The countryman was soon asking scores of questions, which the boys answered to the best of their ability. He wanted to know everything, and was seen many times to shake his head, and sigh heavily; as though he would have given much for the privilege of an outing after this style.

As the boys felt that they were deeply indebted to Seth, they insisted on his accepting the five dollars promised by Frank, though he seemed ashamed to take pay for what little he had done, and protested that it had given him the greatest pleasure he had known for a long time.

“Buy something for the old lady, then,” said Frank, as he pushed the bill into Seth’s vest pocket.

“Or some young lady, if there happens to be one, Seth!” said Jerry, giving the countryman a friendly poke in the ribs.

“Well, if you just make me take it, boys, I reckon I must,” Seth remarked, seeing that they would not take no for an answer; “and I’m a-goin’ to write you arter you get back home, to tell you jest what I did buy with that five dollars, and what she thort of it. ’Cause, you see, I must hear haow you fetched up, away daown in Orleans; and what happened to you on the way.”

“And we’ll make sure that you do, Seth,” Frank assured him; for he had taken quite a fancy to the strapping young farmer, who seemed an honest fellow, and a hard worker as well. “I’ve got your post office address on the rural free delivery route, and you’ll hear from me more than once while we drift down South. But here’s Jerry gone and made a nice pot of hot coffee; stop long enough to have a cup with us; won’t you, Seth?”

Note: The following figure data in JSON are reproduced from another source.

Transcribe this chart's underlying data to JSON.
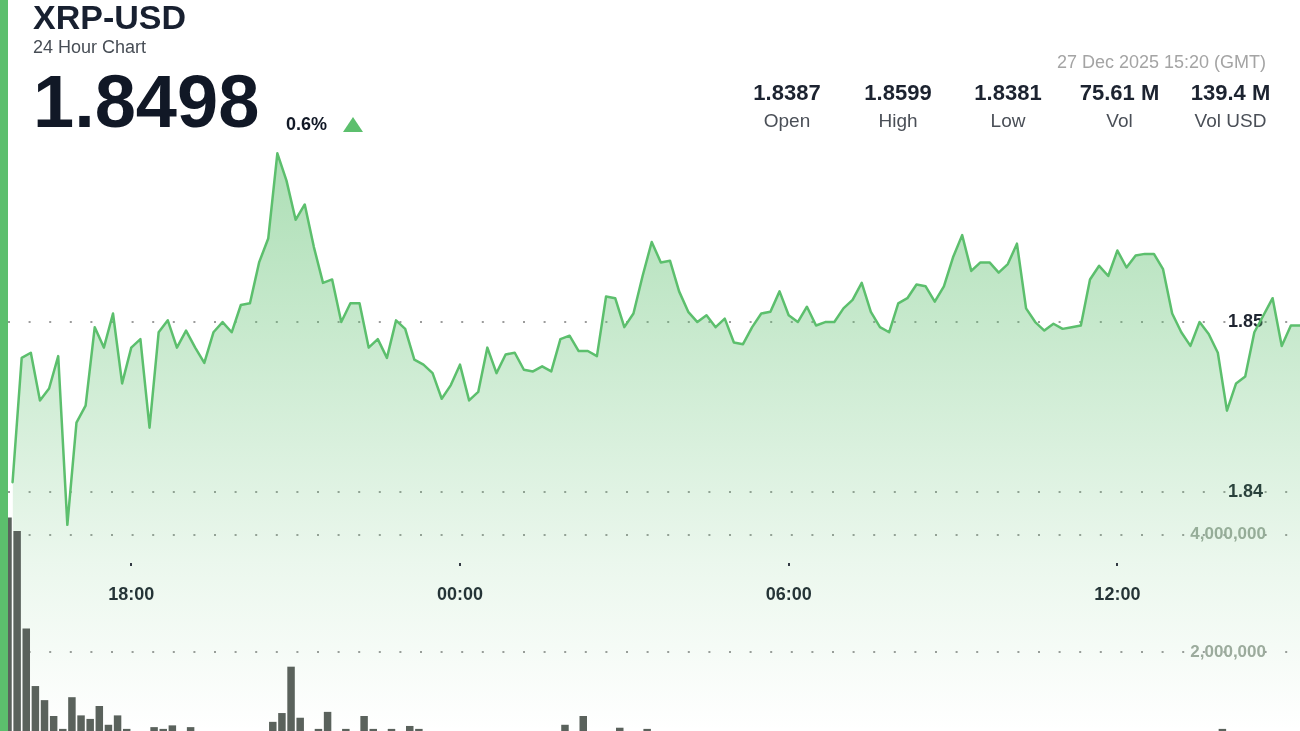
{
  "chart_data": {
    "type": "area",
    "title": "XRP-USD",
    "subtitle": "24 Hour Chart",
    "annotations": [
      "1.8498",
      "0.6%",
      "27 Dec 2025 15:20 (GMT)",
      "1.8387",
      "Open",
      "1.8599",
      "High",
      "1.8381",
      "Low",
      "75.61 M",
      "Vol",
      "139.4 M",
      "Vol USD"
    ],
    "series": [
      {
        "color": "#5cbf6d",
        "x": [
          "2025-12-26T15:50",
          "2025-12-26T16:00",
          "2025-12-26T16:10",
          "2025-12-26T16:20",
          "2025-12-26T16:30",
          "2025-12-26T16:40",
          "2025-12-26T16:50",
          "2025-12-26T17:00",
          "2025-12-26T17:10",
          "2025-12-26T17:20",
          "2025-12-26T17:30",
          "2025-12-26T17:40",
          "2025-12-26T17:50",
          "2025-12-26T18:00",
          "2025-12-26T18:10",
          "2025-12-26T18:20",
          "2025-12-26T18:30",
          "2025-12-26T18:40",
          "2025-12-26T18:50",
          "2025-12-26T19:00",
          "2025-12-26T19:10",
          "2025-12-26T19:20",
          "2025-12-26T19:30",
          "2025-12-26T19:40",
          "2025-12-26T19:50",
          "2025-12-26T20:00",
          "2025-12-26T20:10",
          "2025-12-26T20:20",
          "2025-12-26T20:30",
          "2025-12-26T20:40",
          "2025-12-26T20:50",
          "2025-12-26T21:00",
          "2025-12-26T21:10",
          "2025-12-26T21:20",
          "2025-12-26T21:30",
          "2025-12-26T21:40",
          "2025-12-26T21:50",
          "2025-12-26T22:00",
          "2025-12-26T22:10",
          "2025-12-26T22:20",
          "2025-12-26T22:30",
          "2025-12-26T22:40",
          "2025-12-26T22:50",
          "2025-12-26T23:00",
          "2025-12-26T23:10",
          "2025-12-26T23:20",
          "2025-12-26T23:30",
          "2025-12-26T23:40",
          "2025-12-26T23:50",
          "2025-12-27T00:00",
          "2025-12-27T00:10",
          "2025-12-27T00:20",
          "2025-12-27T00:30",
          "2025-12-27T00:40",
          "2025-12-27T00:50",
          "2025-12-27T01:00",
          "2025-12-27T01:10",
          "2025-12-27T01:20",
          "2025-12-27T01:30",
          "2025-12-27T01:40",
          "2025-12-27T01:50",
          "2025-12-27T02:00",
          "2025-12-27T02:10",
          "2025-12-27T02:20",
          "2025-12-27T02:30",
          "2025-12-27T02:40",
          "2025-12-27T02:50",
          "2025-12-27T03:00",
          "2025-12-27T03:10",
          "2025-12-27T03:20",
          "2025-12-27T03:30",
          "2025-12-27T03:40",
          "2025-12-27T03:50",
          "2025-12-27T04:00",
          "2025-12-27T04:10",
          "2025-12-27T04:20",
          "2025-12-27T04:30",
          "2025-12-27T04:40",
          "2025-12-27T04:50",
          "2025-12-27T05:00",
          "2025-12-27T05:10",
          "2025-12-27T05:20",
          "2025-12-27T05:30",
          "2025-12-27T05:40",
          "2025-12-27T05:50",
          "2025-12-27T06:00",
          "2025-12-27T06:10",
          "2025-12-27T06:20",
          "2025-12-27T06:30",
          "2025-12-27T06:40",
          "2025-12-27T06:50",
          "2025-12-27T07:00",
          "2025-12-27T07:10",
          "2025-12-27T07:20",
          "2025-12-27T07:30",
          "2025-12-27T07:40",
          "2025-12-27T07:50",
          "2025-12-27T08:00",
          "2025-12-27T08:10",
          "2025-12-27T08:20",
          "2025-12-27T08:30",
          "2025-12-27T08:40",
          "2025-12-27T08:50",
          "2025-12-27T09:00",
          "2025-12-27T09:10",
          "2025-12-27T09:20",
          "2025-12-27T09:30",
          "2025-12-27T09:40",
          "2025-12-27T09:50",
          "2025-12-27T10:00",
          "2025-12-27T10:10",
          "2025-12-27T10:20",
          "2025-12-27T10:30",
          "2025-12-27T10:40",
          "2025-12-27T10:50",
          "2025-12-27T11:00",
          "2025-12-27T11:10",
          "2025-12-27T11:20",
          "2025-12-27T11:30",
          "2025-12-27T11:40",
          "2025-12-27T11:50",
          "2025-12-27T12:00",
          "2025-12-27T12:10",
          "2025-12-27T12:20",
          "2025-12-27T12:30",
          "2025-12-27T12:40",
          "2025-12-27T12:50",
          "2025-12-27T13:00",
          "2025-12-27T13:10",
          "2025-12-27T13:20",
          "2025-12-27T13:30",
          "2025-12-27T13:40",
          "2025-12-27T13:50",
          "2025-12-27T14:00",
          "2025-12-27T14:10",
          "2025-12-27T14:20",
          "2025-12-27T14:30",
          "2025-12-27T14:40",
          "2025-12-27T14:50",
          "2025-12-27T15:00",
          "2025-12-27T15:10",
          "2025-12-27T15:20"
        ],
        "values": [
          1.8406,
          1.8479,
          1.8482,
          1.8454,
          1.8461,
          1.848,
          1.8381,
          1.8441,
          1.8451,
          1.8497,
          1.8485,
          1.8505,
          1.8464,
          1.8485,
          1.849,
          1.8438,
          1.8494,
          1.8501,
          1.8485,
          1.8495,
          1.8485,
          1.8476,
          1.8494,
          1.85,
          1.8494,
          1.851,
          1.8511,
          1.8535,
          1.8549,
          1.8599,
          1.8583,
          1.856,
          1.8569,
          1.8544,
          1.8523,
          1.8525,
          1.85,
          1.8511,
          1.8511,
          1.8485,
          1.849,
          1.8479,
          1.8501,
          1.8496,
          1.8478,
          1.8475,
          1.847,
          1.8455,
          1.8463,
          1.8475,
          1.8454,
          1.8459,
          1.8485,
          1.847,
          1.8481,
          1.8482,
          1.8472,
          1.8471,
          1.8474,
          1.8471,
          1.849,
          1.8492,
          1.8483,
          1.8483,
          1.848,
          1.8515,
          1.8514,
          1.8497,
          1.8505,
          1.8527,
          1.8547,
          1.8535,
          1.8536,
          1.8518,
          1.8506,
          1.85,
          1.8504,
          1.8497,
          1.8502,
          1.8488,
          1.8487,
          1.8497,
          1.8505,
          1.8506,
          1.8518,
          1.8504,
          1.85,
          1.8509,
          1.8498,
          1.85,
          1.85,
          1.8508,
          1.8513,
          1.8523,
          1.8506,
          1.8497,
          1.8494,
          1.8511,
          1.8514,
          1.8522,
          1.8521,
          1.8512,
          1.8521,
          1.8538,
          1.8551,
          1.853,
          1.8535,
          1.8535,
          1.8529,
          1.8534,
          1.8546,
          1.8508,
          1.85,
          1.8495,
          1.8499,
          1.8496,
          1.8497,
          1.8498,
          1.8525,
          1.8533,
          1.8527,
          1.8542,
          1.8532,
          1.8539,
          1.854,
          1.854,
          1.8531,
          1.8505,
          1.8494,
          1.8486,
          1.85,
          1.8493,
          1.8482,
          1.8448,
          1.8464,
          1.8468,
          1.8494,
          1.8504,
          1.8514,
          1.8486,
          1.8498,
          1.8498
        ]
      },
      {
        "type": "bar",
        "axis": "y2",
        "color": "#5a625c",
        "x": [
          "2025-12-26T15:45",
          "2025-12-26T15:55",
          "2025-12-26T16:05",
          "2025-12-26T16:15",
          "2025-12-26T16:25",
          "2025-12-26T16:35",
          "2025-12-26T16:45",
          "2025-12-26T16:55",
          "2025-12-26T17:05",
          "2025-12-26T17:15",
          "2025-12-26T17:25",
          "2025-12-26T17:35",
          "2025-12-26T17:45",
          "2025-12-26T17:55",
          "2025-12-26T18:25",
          "2025-12-26T18:35",
          "2025-12-26T18:45",
          "2025-12-26T19:05",
          "2025-12-26T20:35",
          "2025-12-26T20:45",
          "2025-12-26T20:55",
          "2025-12-26T21:05",
          "2025-12-26T21:25",
          "2025-12-26T21:35",
          "2025-12-26T21:55",
          "2025-12-26T22:15",
          "2025-12-26T22:25",
          "2025-12-26T22:45",
          "2025-12-26T23:05",
          "2025-12-26T23:15",
          "2025-12-27T01:55",
          "2025-12-27T02:15",
          "2025-12-27T02:55",
          "2025-12-27T03:25",
          "2025-12-27T13:55"
        ],
        "values": [
          4290000,
          4060000,
          2400000,
          1420000,
          1180000,
          910000,
          690000,
          1230000,
          920000,
          860000,
          1080000,
          760000,
          920000,
          690000,
          720000,
          690000,
          750000,
          720000,
          810000,
          960000,
          1750000,
          880000,
          690000,
          980000,
          690000,
          910000,
          690000,
          690000,
          740000,
          690000,
          760000,
          910000,
          710000,
          690000,
          690000
        ]
      }
    ],
    "xlim": [
      "2025-12-26T15:45",
      "2025-12-27T15:20"
    ],
    "xticks": [
      {
        "value": "2025-12-26T18:00",
        "label": "18:00"
      },
      {
        "value": "2025-12-27T00:00",
        "label": "00:00"
      },
      {
        "value": "2025-12-27T06:00",
        "label": "06:00"
      },
      {
        "value": "2025-12-27T12:00",
        "label": "12:00"
      }
    ],
    "ylim": [
      1.826,
      1.8689
    ],
    "yticks": [
      1.84,
      1.85
    ],
    "y2lim": [
      654000,
      13110000
    ],
    "y2ticks": [
      {
        "value": 2000000,
        "label": "2,000,000"
      },
      {
        "value": 4000000,
        "label": "4,000,000"
      }
    ],
    "grid": "y"
  }
}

“Doan’t keer if I do,” replied the other, briskly, once more seating himself. “She smells right fine, I tell you, fellers. I’ll never forgit this naow. Allers did hev a sneakin’ ijee I’d like to take a trip on a shantyboat daown to Orleans, an’ I jest envies you the chanct.”

“Well, suppose you fix it up, and take your honeymoon trip that way, Seth,” proposed Jerry, mischievously; but to the surprise of them all Seth slapped a big hand on his knee and exploded with a delighted cry.

“Say, that’s the very ijee; funny I never did think o’ it myself,” he declared. “I’ll talk it over with Mirandy to-morry night, sure. In the fall we hev potatoes to sell, and I kin load up a boat, and kerry ’em daown South to sell. That’s a bully ijee, Jerry. I’ll do it, sure as shootin’!”

They were all sorry to see Seth go over the side, Jerry volunteering to ferry the young farmer ashore. Short as their acquaintance with him had been, the honest fellow had seemed to take a great fancy to all the voyagers; and they knew they would always remember him with pleasure.

And so, after all, no real damage had resulted from the exciting events of that night. The run to the fire; the terrible storm that overtook them on their return; the discovery of the absence of the houseboat; and the wild chase, ending in Frank’s swimming out, and boarding the drifting craft – all these things would form the subject for many a camp fire talk in the future.

But the chances were that none of the boys would remember that one crash of lightning that seemed to dazzle their eyes, and the awful crash of thunder actually accompanying it, without feeling thankful deep down in their hearts that Frank had been wise enough to forbid the halt under the seemingly friendly branches of the big tree; because Seth afterwards wrote them that it had indeed been shattered to pieces by the electric bolt, and some of the splintered parts scattered over a distance of sixty feet.

So a period of peace followed the tumult of fire and gale; and if the tired boys woke up at all during the balance of that eventful night, it was only to feel that all was well; for the gurgle of the river against the end of the staunch houseboat and the sigh of the night wind were the only sounds that came to their ears.